We seem to be entering a great time for beer writing (and reading), with wonderful work being done by Ron Pattinson at Shut Up About Barclay Perkins and by Martyn Cornell at Zythophile, two writers who are sharpening our understanding of beer’s lengthy history, and correcting a lot of inaccuracies and misunderstandings along the way, especially in the field of British brewing.
But at the moment, Central Europe’s storied brewing history seems to be getting less attention in this regard, at least in English beer writing — a pity, because our beer culture suffers from at least as many inaccuracies, misunderstandings and made-up backstories as those northwest of here. (I’m not convinced, for example, that Prague’s traditional beer style is the U-Fleků-style dark lager, or even that “the standard medieval Czech brew was decidedly dark, not blond,” as Horst Dornbusch has written. That clearly wasn’t the case by 1672, when Bohuslav Balbín wrote that “Pražskému pšeničnému, jemuž se říká světlé, se může máloco rovnat, pokud jde o blahodárné účinky,” or, roughly, “There may be little equal to Prague wheat beer, which is called ‘pale’, in terms of its beneficial effects.”)
If you’re interested in things like Grodziskie, Lichtenhainer, Horner Bier or pre-lager brewing in Bohemia, you don’t have to travel to the Czech National Library or the Österreichisches Staatsarchiv to start your research. In fact, Google Books has a bunch of electronic books — “free” as in “beer” — that desperately need curious readers and writers to share their wealth of information. Best of all, they’re in the public domain, so you don’t have to pay for them. And because they’re digitized, you can easily search for interesting terms like “sauer” or “Grätzer.”
To start, get J. C. Leuchs’ Brau-Lexikon from 1867. Nice stuff here on all kinds of older Central European beers and how they were made.
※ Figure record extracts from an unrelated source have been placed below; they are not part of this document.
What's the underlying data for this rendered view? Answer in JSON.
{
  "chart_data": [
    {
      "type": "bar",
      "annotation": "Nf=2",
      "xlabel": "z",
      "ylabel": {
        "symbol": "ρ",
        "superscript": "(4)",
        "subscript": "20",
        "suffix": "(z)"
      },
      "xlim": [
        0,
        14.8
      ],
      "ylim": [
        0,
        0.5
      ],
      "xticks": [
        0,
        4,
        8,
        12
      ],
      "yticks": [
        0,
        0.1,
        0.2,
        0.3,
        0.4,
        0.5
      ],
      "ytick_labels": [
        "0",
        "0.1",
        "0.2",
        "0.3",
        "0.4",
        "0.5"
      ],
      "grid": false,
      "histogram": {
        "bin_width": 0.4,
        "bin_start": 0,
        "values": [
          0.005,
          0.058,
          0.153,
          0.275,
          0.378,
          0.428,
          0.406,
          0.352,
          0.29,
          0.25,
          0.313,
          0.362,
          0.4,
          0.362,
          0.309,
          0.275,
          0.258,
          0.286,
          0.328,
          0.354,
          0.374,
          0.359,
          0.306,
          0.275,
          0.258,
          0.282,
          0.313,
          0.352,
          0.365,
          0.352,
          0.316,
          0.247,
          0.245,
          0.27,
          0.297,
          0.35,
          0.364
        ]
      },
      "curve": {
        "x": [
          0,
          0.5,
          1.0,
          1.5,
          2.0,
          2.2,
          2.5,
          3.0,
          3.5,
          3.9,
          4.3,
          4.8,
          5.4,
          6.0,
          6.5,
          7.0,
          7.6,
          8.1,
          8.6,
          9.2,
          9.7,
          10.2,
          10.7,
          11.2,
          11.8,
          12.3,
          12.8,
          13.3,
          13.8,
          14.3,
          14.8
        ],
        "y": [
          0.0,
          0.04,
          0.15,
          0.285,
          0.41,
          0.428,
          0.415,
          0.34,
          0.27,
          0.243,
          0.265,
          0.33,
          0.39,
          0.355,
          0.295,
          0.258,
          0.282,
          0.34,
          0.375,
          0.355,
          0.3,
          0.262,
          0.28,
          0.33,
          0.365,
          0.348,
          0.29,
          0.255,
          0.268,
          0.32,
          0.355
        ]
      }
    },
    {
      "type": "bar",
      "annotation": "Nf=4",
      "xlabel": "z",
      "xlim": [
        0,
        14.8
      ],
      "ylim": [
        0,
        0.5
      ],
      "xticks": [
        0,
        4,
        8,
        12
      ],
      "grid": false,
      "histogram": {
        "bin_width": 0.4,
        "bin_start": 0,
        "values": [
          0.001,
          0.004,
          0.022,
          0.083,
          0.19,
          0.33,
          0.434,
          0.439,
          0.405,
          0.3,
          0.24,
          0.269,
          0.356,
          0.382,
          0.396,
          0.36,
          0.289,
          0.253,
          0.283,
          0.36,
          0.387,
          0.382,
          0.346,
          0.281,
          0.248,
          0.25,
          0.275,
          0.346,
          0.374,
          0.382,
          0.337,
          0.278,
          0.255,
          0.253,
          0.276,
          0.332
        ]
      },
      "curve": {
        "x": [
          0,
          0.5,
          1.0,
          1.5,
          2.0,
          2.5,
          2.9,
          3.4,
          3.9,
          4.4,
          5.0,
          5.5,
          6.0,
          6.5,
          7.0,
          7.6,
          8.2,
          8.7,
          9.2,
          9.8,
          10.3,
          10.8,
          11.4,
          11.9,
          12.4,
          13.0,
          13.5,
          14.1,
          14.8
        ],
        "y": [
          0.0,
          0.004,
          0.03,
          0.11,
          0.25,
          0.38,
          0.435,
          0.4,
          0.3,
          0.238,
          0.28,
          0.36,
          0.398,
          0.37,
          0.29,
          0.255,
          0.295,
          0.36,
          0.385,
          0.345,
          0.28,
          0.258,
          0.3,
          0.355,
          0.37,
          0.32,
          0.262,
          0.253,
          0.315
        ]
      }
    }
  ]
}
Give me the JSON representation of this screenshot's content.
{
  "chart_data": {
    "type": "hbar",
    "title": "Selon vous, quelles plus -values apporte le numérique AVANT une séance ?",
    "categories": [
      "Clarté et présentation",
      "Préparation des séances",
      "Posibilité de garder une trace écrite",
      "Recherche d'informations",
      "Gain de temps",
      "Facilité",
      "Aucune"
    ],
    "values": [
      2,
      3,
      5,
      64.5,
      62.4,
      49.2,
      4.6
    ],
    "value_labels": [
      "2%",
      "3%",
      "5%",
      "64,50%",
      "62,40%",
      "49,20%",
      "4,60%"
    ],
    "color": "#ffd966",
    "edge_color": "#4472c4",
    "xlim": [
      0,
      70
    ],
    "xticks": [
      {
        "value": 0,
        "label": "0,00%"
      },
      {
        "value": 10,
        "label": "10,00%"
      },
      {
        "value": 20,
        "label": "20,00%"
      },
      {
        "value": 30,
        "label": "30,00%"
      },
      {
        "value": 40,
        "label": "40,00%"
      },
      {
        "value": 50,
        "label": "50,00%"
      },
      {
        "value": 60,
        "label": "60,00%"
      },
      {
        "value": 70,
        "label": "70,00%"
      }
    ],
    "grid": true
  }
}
Move along to the Allgemeine Hopfen-Zeitung, Volume 10, Issues 1-74. The chemical analysis of Grodziskie on page 259 tells you exactly how much alcohol that beer had in 1870: just 1.923% by weight.
If you were really interested in Czech hops, you’d probably want to sneak a peek at Böhmens Hopfenbau (1846), by Johann Wenzel Hocke.
And the big one, of course, is the 1854 edition of Karl J. N. Balling’s Die Gährungschemie, which notes that “The well-known Horner Bier near Vienna is an oat beer: it is very fizzy and refreshing, but it is cloudy.” With all the interest in historical beers and sour brewing, someone has got to make an authentic Horner Bier one of these days soon.
I don’t know everything that’s in these volumes, only that much of what is in there isn’t widely known, so please dig around and see what you find. Perhaps you’ll bust some myths, misconceptions and made-up histories of your own. And if you come across other public-domain brewing books that deserve a wider audience, send me a link and I’ll update this list.